Paid Music Downloading, MP3 Player Sales Double

Persistence is paying off in the battle between the record industry and music sharers, as Ipsos-Insight determined that there has been a growing willingness among Americans to pay for their tunes.

The firm’s research revealed that the number of paying music downloaders doubled in the first half of 2003 — coinciding with the Recording Industry Association of America’s (RIAA) announcement that they intended to begin prosecuting file-sharers and the release of Apple’s iTunes music store.

Ipsos-Insight estimates that roughly 10 million Americans — or 16 percent — paid to download music or MP3 files off the Internet, while only 8 percent paid during the fourth quarter of 2002 and 13 percent paid in the first quarter of 2003.

“A twofold increase in the number of American downloaders exposed to for-pay music downloads in just a six month timeframe signals a remarkable shift in downloader behavior,” said Matt Kleinschmit, director, Ipsos-Insight.

Among the age groups, those 18 to 24 are the most likely to have paid to download digital music, while 12 to 17 year olds were among the least likely. “Downloaders of all ages are clearly beginning to experiment with fee-based online music distribution in increasing numbers,” said Kleinschmit.

Demand for Music Subscriptions and Downloads
Type of Consumer
(number sampled)
Subscriptions Downloads Will Not Pay
for Music
Music aficionados (357) 21% 25% 46%
Free-music fans (514) 13% 19% 60%
CD purists (280) 10% 16% 71%
Passive populace (746) 7% 10% 79%
Source: Jupiter Research

Possibly reaping the benefits of digital music downloading are manufacturers of MP3 players.

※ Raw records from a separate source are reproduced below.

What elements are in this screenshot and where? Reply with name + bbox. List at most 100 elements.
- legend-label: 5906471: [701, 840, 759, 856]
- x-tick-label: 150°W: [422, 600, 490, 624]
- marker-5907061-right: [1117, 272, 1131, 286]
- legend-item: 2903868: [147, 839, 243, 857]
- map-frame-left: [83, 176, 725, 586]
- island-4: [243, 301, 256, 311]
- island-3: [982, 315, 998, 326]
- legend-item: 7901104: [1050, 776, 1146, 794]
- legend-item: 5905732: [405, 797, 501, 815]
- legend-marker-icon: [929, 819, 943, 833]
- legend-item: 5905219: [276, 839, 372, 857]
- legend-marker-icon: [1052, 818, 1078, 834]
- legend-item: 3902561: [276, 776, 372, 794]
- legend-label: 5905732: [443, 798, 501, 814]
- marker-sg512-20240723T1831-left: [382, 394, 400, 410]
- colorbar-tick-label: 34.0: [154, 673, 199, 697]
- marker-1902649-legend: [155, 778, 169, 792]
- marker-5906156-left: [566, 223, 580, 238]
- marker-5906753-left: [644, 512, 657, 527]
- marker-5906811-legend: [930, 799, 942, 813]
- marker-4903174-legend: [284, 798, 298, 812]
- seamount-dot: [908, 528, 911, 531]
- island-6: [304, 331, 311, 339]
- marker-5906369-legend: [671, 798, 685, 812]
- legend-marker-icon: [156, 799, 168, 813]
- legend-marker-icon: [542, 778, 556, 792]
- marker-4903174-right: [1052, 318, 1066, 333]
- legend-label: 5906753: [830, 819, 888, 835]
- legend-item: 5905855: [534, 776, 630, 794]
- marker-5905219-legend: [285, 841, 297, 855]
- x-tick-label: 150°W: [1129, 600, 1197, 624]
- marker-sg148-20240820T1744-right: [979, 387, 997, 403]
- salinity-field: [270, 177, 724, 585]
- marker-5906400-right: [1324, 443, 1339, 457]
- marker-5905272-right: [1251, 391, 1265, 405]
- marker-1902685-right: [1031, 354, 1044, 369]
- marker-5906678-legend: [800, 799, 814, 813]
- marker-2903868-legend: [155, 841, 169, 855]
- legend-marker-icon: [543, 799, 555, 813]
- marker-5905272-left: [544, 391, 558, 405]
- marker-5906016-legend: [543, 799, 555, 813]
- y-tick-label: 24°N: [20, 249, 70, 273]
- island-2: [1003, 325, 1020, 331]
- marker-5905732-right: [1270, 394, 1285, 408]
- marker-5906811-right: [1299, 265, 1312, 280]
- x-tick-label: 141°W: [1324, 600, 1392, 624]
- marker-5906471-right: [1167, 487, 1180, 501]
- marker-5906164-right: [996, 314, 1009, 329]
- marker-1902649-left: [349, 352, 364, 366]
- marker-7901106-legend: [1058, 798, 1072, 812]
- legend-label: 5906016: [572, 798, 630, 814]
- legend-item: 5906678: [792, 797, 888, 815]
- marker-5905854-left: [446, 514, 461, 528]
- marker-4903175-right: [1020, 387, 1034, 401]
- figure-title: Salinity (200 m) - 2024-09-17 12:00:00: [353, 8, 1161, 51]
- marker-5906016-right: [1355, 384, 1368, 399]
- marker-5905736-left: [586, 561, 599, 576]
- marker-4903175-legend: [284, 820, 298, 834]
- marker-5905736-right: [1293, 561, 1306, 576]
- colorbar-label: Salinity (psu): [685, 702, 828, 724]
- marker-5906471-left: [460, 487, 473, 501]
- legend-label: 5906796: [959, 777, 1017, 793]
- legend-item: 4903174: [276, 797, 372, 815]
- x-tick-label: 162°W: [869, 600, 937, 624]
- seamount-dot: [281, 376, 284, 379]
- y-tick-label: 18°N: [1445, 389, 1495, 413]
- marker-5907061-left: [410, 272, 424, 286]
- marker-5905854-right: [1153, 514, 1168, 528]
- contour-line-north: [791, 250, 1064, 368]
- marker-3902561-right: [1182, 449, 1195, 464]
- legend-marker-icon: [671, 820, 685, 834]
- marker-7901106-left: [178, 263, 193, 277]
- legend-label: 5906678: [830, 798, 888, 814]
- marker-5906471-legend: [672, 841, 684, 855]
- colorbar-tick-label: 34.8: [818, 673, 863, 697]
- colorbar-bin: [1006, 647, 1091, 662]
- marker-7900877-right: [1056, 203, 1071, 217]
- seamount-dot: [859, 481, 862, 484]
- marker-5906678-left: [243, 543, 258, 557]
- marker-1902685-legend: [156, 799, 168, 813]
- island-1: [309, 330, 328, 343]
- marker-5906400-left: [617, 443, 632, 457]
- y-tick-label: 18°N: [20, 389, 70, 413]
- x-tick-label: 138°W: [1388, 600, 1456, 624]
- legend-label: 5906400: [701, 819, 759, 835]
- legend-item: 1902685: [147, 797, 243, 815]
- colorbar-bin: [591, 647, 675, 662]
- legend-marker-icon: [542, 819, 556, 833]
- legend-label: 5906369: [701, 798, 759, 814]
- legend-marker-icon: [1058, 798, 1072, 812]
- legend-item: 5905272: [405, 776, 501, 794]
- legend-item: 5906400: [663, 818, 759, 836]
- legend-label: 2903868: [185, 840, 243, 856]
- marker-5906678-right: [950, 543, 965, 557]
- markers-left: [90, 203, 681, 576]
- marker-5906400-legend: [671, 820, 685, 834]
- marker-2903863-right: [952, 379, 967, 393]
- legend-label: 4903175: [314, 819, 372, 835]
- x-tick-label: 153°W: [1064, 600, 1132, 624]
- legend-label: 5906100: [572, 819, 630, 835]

Ipsos-Insight found that 19 percent of U.S. downloaders own a portable digital audio player/portable MP3 player — up from just 12 percent in December of 2002.

“The rise in portable MP3 player ownership among U.S. downloaders, coupled with the growth in paid downloading, suggests that digital music enthusiasts may be shifting their overall music acquisition and listening behaviors from a physical to a digital approach,” added Kleinschmit. “This should be positive sign for associated industries, in that legitimate market opportunities are increasingly prevalent in the world of digital music, even alongside unauthorized peer-to-peer filesharing.”

Jupiter Research (a unit of this site’s corporate parent) expects U.S. shipments of MP3 players to practically double in 2003 to over 3.5 million, and will continue to grow almost 50 percent per year for the next several years.

In a 2003 Jupiter Research consumer survey, 6 percent of online adults said they would be buying a portable music device in the next 12 months, and the likely buyer is male (over 70 percent) and under age 35 (over 65 percent). Nearly 60 percent of customers in the market to buy a player will be shopping online for the holidays, seeking convenience and the ability to mail gifts directly.

The paid online music growth could be spurred by the high price of CDs, and between July and October 2003, 7.7 million digital tracks were recorded as sold, compared to 4 million physical units of CD singles.